As far as I understood from the manual the convection through the unmatched interface is calculated through simple 1st order interpolation, using the first layer of cells directly connected to the unmatched interface only. That is, higher order schemes should not improve your solution.

I hope this helps a bit. If not, please be a little bit more specific about your problem: do you use sliding-mesh, what solver do you use, what discretization do you use, etc.



Darcy June 28, 2001 04:11

Re: The unmatched grids in CFX4.2
Thank you, Neil

I use the BLOCK STONE solver. I do not use AMG because it takes much more time. However I'll try it again for your suggestion.

The descretization I used is higher order upwind scheme in convection term. Since only first order accurace scheme can be used between two sets of unmatched cells, does it matter whether I use higher order scheme or not?


Darcy June 28, 2001 04:16

Excuse me!
I forget some thing,Neil.

I do use sliding grids. There is a rotating compartment(propeller) and stationary parts (wing and nacelle)in my problem.

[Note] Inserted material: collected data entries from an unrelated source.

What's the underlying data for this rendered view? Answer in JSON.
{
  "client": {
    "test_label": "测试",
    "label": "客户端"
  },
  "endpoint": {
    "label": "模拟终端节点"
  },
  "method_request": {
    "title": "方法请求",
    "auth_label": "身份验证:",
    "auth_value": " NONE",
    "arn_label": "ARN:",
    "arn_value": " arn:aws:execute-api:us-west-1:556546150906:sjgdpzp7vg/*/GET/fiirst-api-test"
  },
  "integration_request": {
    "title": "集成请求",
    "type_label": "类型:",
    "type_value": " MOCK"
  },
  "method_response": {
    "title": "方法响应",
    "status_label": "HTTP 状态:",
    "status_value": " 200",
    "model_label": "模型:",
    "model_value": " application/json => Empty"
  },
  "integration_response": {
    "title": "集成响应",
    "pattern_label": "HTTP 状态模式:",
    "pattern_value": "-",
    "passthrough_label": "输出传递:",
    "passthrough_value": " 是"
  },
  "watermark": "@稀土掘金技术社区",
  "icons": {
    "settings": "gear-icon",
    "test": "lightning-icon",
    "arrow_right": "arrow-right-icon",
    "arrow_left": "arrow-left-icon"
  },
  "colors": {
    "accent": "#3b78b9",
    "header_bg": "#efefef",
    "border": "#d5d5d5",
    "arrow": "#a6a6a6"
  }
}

Niels Deen June 28, 2001 04:57

Re: Excuse me!
Hi Darcy,

My name is Niels and not Neil, but hey nevermind.

When you use higher order upwind, I think you'll only obtain higher order accuracy some cells away from the unmatched grid. To me it is not clear at all what cells are used in the higher order discretisation near the unmatched grid. If I were you I would stick to the hybrid scheme.

The AMG solver is only useful for the pressure equation, because it is much more accurate. If your convergence criteria are based on mass conservation, it will actually be faster than the Stone solver, because it needs fewer iterations.

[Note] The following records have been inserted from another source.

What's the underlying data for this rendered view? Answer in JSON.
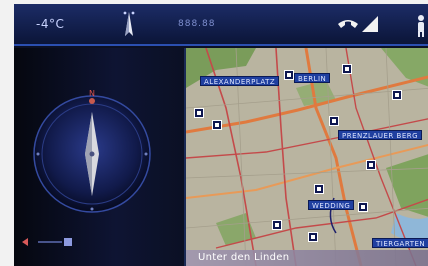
{
  "status_bar": {
    "temperature": "-4°C",
    "frequency": "888.88",
    "icons": [
      "compass-icon",
      "phone-icon",
      "signal-icon",
      "person-icon"
    ]
  },
  "compass": {
    "north_label": "N",
    "scale_label": "— B"
  },
  "map": {
    "labels": [
      "ALEXANDERPLATZ",
      "BERLIN",
      "PRENZLAUER BERG",
      "WEDDING",
      "TIERGARTEN"
    ],
    "street_label": "Unter den Linden"
  },
  "colors": {
    "accent": "#2b4fb0",
    "poi": "#0d1650",
    "route": "#e07a3f"
  }
}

With respect to the sliding grid, it is recommended to choose your timesteps in such way that you slide exactly one grid cell at a time. In that way you minimize the effect of interpolation.

By the way, in CFX 4.4 the "multiple frames of reference" method is implemented. This method might speed up your calculations considerably. This may be useful to you.

Kind regards,


Darcy June 28, 2001 07:56

Re: Excuse me!
Thank you, Niels

First I'm very sorry for incorrectly typing your name. Secondly I think that a lower order accurace scheme is applied only on those cell face neighbor to the unmatched grid interface as long as the higher order upwind is employed for convection term. It's because a dummy cell can be the second cell in the higher order upwind scheme when the scheme is applied on the face of the second cell from unmatched grid interface.

Thank's for your regard. I always use AMG to solve all the system equations. Therefore it takes me too much time. I will try to used it only on pressure equation and see if I'll get better mass conservation.